Achievements and titles
- Personal best: Hammer: 77.76m (2026)

Medal record
Men's athletics
Representing Great Britain
World U20 Championships
| Gold medal – first place | 2018 Tampere | Hammer |
European Youth Championships
| Silver medal – second place | 2016 Tbilisi | Hammer |

= Jake Norris =

British athlete

Jake Norris (born 30 June 1999) is a British athlete, specialising in the hammer throw. He was the 2018 World U-20 (junior) champion and is a multiple-time British champion.

== Biography ==
Norris played a number of sports including as a hooker in rugby union prior to focusing on athletics. He was coached by Paul Dickenson for 12 years, until his death in November 2024. A member of Windsor, Slough Eton & Hounslow Athletics Club, Norris attended Louisiana State University in the United States. In July 2016, he was a silver medalist at the 2016 European Athletics U18 Championships in Tbilisi.

In June 2018, Norris competed at the England Athletics U23 and U20 Championships in Bedford and won with a British under-20 hammer record of 80.45m. He broke the British U20 record again with 80.65m throw in the 6 kg hammer, and won the gold medal at the 2018 IAAF World Junior Championship in Tampere.

Although he threw 73.24 metres with the senior weight implement as a 17-year-old, as he moved into his early 20s he suffered from a series of minor injuries that interrupted his training and stunted his progress. He returned to Britain in 2022 and was trained by Paul Dickenson. After a accession of throws of 70 metres in 2023, he became the British hammer throw champion after winning the title at the 2023 British Athletics Championships in Manchester, in July, with a distance of 74.75 metres. He then set a new personal best of 76.30 metres in October 2023.

In May 2024, he threw a personal best 77.37 metres in Kladno. He was also selected to represent Britain in the hammer at the 2024 European Athletics Championships in Rome, Italy, placing tenth overall with a throw of 73.66 metres He qualified for the 2024 Olympic Games by ranking but was one of a number of athletes controversially not selected by British Athletics.

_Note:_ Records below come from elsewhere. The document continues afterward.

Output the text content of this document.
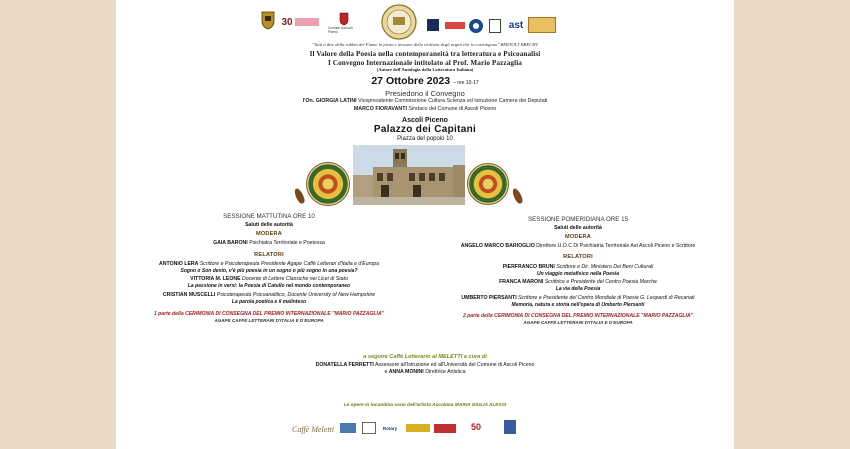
30
Comune di Ascoli Piceno
ast
"Tutti a dire della rabbia del Fiume in piena e nessuno della violenza degli argini che lo costringono" BERTOLT BRECHT
Il Valore della Poesia nella contemporaneità tra letteratura e Psicoanalisi
I Convegno Internazionale intitolato al Prof. Mario Pazzaglia
(Autore dell'Antologia della Letteratura Italiana)
27 Ottobre 2023 – ore 10-17
Presiedono il Convegno
l'On. GIORGIA LATINI Vicepresidente Commissione Cultura Scienza ed Istruzione Camera dei Deputati
MARCO FIORAVANTI Sindaco del Comune di Ascoli Piceno
Ascoli Piceno
Palazzo dei Capitani
Piazza del popolo 10
SESSIONE MATTUTINA ORE 10
Saluti delle autorità
MODERA
GAIA BARONI Psichiatra Territoriale e Poetessa
RELATORI
ANTONIO LERA Scrittore e Psicoterapeuta Presidente Agape Caffè Letterari d'Italia e d'Europa
Sogno o Son desto, v'è più poesia in un sogno o più sogno in una poesia?
VITTORIA M. LEONE Docente di Lettere Classiche nei Licei di Stato
La passione in versi: la Poesia di Catullo nel mondo contemporaneo
CRISTIAN MUSCELLI Psicoterapeuta Psicoanalitico, Docente University of New Hampshire
La parola poetica e il malinteso
1 parte della CERIMONIA DI CONSEGNA DEL PREMIO INTERNAZIONALE "MARIO PAZZAGLIA"
AGAPE CAFFÈ LETTERARI D'ITALIA E D'EUROPA
SESSIONE POMERIDIANA ORE 15
Saluti delle autorità
MODERA
ANGELO MARCO BARIOGLIO Direttore U.O.C Di Psichiatria Territoriale Ast Ascoli Piceno e Scrittore
RELATORI
PIERFRANCO BRUNI Scrittore e Dir. Ministero Dei Beni Culturali
Un viaggio metafisico nella Poesia
FRANCA MARONI Scrittrice e Presidente del Centro Poesia Marche
La via della Poesia
UMBERTO PIERSANTI Scrittore e Presidente del Centro Mondiale di Poesia G. Leopardi di Recanati
Memoria, natura e storia nell'opera di Umberto Piersanti
2 parte della CERIMONIA DI CONSEGNA DEL PREMIO INTERNAZIONALE "MARIO PAZZAGLIA"
AGAPE CAFFÈ LETTERARI D'ITALIA E D'EUROPA
a seguire Caffè Letterario al MELETTI a cura di
DONATELLA FERRETTI Assessore all'Istruzione ed all'Università del Comune di Ascoli Piceno
e ANNA MONINI Direttrice Artistica
Le opere in locandina sono dell'artista Ascolana MARIA GIULIA ALESSI
Caffè Meletti	Rotary	50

In March 2025, he competed for Great Britain at the European Throwing Cup, in Nicosia, Cyprus, and placed seventh overall with a throw of 75.61 metres. He was selected for the 2025 European Athletics Team Championships in Madrid in June 2025. In August he won his third consecutive British outdoor title at the 2025 UK Athletics Championships, and represented Great Britain the following month at the 2025 World Athletics Championships.

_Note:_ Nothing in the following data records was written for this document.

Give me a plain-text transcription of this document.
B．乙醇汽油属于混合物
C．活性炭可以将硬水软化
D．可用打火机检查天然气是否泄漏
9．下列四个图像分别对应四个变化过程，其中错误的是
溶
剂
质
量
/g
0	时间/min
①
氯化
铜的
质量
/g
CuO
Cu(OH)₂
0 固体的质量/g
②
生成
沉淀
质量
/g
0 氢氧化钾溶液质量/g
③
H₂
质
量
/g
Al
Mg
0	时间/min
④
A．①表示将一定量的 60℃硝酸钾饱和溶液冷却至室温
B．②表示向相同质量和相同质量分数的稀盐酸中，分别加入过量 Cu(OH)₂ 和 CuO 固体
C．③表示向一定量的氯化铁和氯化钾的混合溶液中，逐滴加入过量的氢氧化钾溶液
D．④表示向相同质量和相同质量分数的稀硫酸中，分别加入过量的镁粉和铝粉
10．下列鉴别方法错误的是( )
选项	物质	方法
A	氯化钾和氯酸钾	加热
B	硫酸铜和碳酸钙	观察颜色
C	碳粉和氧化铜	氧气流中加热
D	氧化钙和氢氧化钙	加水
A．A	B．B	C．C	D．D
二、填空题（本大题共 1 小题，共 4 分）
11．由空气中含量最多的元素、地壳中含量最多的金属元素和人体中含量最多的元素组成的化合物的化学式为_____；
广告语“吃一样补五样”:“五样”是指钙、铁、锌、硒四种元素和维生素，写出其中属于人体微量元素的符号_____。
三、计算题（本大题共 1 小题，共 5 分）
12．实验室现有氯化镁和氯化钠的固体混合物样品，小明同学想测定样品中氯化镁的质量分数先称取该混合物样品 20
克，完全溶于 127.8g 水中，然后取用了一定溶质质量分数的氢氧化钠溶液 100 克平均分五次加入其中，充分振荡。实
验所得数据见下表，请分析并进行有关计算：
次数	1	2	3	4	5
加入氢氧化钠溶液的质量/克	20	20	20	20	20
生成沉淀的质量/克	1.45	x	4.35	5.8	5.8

In May 2026, he set a new personal best of 77.76 metres while competing in Germany, to win the Halplus Werfertage Throws Meet ahead of Merlin Hummel. In June, Norris retained the British national hammer throw title at the 2026 UK Athletics Championships with 76.30 metres. He was selected to represent England at the 2026 Commonwealth Games in Glasgow, placing fourth overall with 71.66 metres. Competing for Great Britain at the 2026 European Championships in Birmingham, he qualified for the final on 10 August, and finished eleventh overall the following day with a best of 74.61 metres.